According to A. Tomas, Atlantis from Legend to Discovery, in 1780 a Spanish explorer, Maurelle found an island in South Pacific. The island was called Falcon. In 1892, the Government of Tonga planted 2000 coconut trees on the island, however, in 1894 the island was gone.

In 1135, in the Caspian Sea, the fortress of Caravan-Sarai rose from the waters, only to sink back again. In 1723, it rose again and it is still there nowadays.

In the Bay of Naples (Mediterranean), the sunk Temple of Jupiter-Serapis, built in 105 BC, rose again in 1742.

In Azores (has 12 volcanoes) a volcano rose suddenly in 1808 in San Jorge, at a height of 3500 feet. It burnt for 6 days and desolated the whole island. In 1811, near San Miguel, another volcano rose creating an island 300 feet high. The place was called Sambrina, but it soon sank again.

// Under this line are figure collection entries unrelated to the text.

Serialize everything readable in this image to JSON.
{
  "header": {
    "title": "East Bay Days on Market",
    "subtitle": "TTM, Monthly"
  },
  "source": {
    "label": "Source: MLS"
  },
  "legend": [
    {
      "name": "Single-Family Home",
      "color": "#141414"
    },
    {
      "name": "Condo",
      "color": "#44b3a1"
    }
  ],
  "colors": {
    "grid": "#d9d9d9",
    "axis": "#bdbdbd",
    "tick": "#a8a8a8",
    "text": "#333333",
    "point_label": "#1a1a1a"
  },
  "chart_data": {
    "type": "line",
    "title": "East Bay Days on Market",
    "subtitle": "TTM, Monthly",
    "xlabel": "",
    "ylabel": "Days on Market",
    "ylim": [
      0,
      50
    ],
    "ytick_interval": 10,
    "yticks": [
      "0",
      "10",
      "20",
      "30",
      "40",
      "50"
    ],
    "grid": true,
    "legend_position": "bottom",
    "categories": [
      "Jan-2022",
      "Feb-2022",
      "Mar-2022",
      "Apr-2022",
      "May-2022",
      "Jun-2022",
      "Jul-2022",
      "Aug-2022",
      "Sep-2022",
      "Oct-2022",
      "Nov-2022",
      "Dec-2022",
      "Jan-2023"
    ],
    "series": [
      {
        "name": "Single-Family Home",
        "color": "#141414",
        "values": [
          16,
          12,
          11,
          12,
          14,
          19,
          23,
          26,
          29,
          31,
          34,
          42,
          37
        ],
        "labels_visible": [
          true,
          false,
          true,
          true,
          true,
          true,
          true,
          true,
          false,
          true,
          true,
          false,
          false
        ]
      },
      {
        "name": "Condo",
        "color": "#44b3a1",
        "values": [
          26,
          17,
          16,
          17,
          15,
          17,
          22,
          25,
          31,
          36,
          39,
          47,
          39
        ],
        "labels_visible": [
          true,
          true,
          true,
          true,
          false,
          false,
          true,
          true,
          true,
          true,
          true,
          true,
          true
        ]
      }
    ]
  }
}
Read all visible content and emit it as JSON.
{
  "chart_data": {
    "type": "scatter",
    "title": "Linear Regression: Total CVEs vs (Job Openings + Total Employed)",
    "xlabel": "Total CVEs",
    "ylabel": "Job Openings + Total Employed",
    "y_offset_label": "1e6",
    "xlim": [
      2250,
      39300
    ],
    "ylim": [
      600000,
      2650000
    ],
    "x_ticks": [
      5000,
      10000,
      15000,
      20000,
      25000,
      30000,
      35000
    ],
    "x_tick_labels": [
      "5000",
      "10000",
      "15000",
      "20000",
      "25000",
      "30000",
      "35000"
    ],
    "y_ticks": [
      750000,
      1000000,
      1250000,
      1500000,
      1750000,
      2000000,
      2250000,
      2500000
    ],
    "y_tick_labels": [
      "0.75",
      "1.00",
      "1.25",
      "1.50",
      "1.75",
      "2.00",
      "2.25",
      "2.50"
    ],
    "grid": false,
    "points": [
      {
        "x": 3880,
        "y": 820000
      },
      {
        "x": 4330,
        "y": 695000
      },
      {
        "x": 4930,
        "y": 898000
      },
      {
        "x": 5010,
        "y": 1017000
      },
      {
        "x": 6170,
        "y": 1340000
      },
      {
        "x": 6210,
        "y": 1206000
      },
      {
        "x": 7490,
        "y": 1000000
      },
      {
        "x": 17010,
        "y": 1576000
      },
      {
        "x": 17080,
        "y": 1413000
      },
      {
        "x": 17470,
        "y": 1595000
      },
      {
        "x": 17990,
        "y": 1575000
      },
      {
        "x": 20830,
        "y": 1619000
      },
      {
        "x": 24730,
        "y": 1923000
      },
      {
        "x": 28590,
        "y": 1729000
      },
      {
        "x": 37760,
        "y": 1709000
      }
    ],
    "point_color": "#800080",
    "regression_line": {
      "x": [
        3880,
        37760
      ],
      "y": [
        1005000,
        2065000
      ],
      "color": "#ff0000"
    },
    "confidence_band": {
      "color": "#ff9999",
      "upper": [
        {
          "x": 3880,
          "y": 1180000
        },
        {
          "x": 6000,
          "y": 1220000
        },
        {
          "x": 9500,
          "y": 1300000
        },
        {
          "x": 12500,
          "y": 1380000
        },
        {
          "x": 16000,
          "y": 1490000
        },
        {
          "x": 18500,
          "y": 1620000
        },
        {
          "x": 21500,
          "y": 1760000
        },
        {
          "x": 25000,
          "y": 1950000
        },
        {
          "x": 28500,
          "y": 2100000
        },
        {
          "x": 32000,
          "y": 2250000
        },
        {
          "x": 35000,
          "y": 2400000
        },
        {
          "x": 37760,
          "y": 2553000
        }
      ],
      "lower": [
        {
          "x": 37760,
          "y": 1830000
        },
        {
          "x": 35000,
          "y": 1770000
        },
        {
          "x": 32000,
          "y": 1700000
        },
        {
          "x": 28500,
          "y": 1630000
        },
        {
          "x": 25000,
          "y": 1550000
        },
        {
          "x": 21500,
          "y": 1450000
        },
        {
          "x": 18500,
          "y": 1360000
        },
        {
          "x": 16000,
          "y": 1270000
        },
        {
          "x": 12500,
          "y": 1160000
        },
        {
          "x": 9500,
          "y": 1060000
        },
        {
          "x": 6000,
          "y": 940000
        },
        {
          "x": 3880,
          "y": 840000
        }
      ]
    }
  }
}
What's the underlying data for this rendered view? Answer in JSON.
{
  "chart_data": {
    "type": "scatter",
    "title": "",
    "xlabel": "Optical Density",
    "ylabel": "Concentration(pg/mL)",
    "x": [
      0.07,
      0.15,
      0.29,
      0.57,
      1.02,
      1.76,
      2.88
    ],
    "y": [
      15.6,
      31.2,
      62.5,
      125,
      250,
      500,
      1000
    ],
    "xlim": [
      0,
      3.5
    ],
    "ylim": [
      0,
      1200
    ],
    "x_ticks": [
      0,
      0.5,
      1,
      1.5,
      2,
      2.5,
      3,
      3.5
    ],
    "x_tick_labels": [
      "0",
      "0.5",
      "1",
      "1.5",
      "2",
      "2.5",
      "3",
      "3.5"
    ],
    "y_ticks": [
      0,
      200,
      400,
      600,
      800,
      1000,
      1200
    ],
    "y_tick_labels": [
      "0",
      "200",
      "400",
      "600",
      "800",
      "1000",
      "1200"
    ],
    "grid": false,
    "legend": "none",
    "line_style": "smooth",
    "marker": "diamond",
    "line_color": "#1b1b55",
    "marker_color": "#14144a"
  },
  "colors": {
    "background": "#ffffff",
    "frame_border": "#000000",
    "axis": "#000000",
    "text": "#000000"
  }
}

Other similar eruptions took place in 1691 and 1720.

I will quote now from Donnelly's book, that uses Lyell's Principles of Geology:

"In the Nautical Magazine for 1835 [...], and in Compte Rendus, April, 1838, accounts are given of a series of volcanic phenomena, earthquakes, troubled water, floating scoria, and columns of smoke, which have been observed at intervals since the middle of the last century, in a space of open sea between longitudes 20 degrees and 22 mins W., about half a degree south of the equator. These facts, says Mr. Darwin, seem to show that an island or archipelago is in progress of formation in the middle of Atlantic."

The examples could go on and on, but I think I have made my point. It's not so hard to believe anymore that a continent can sink and rise in a single night, or, if you are still doubting that, in 1 matter of months.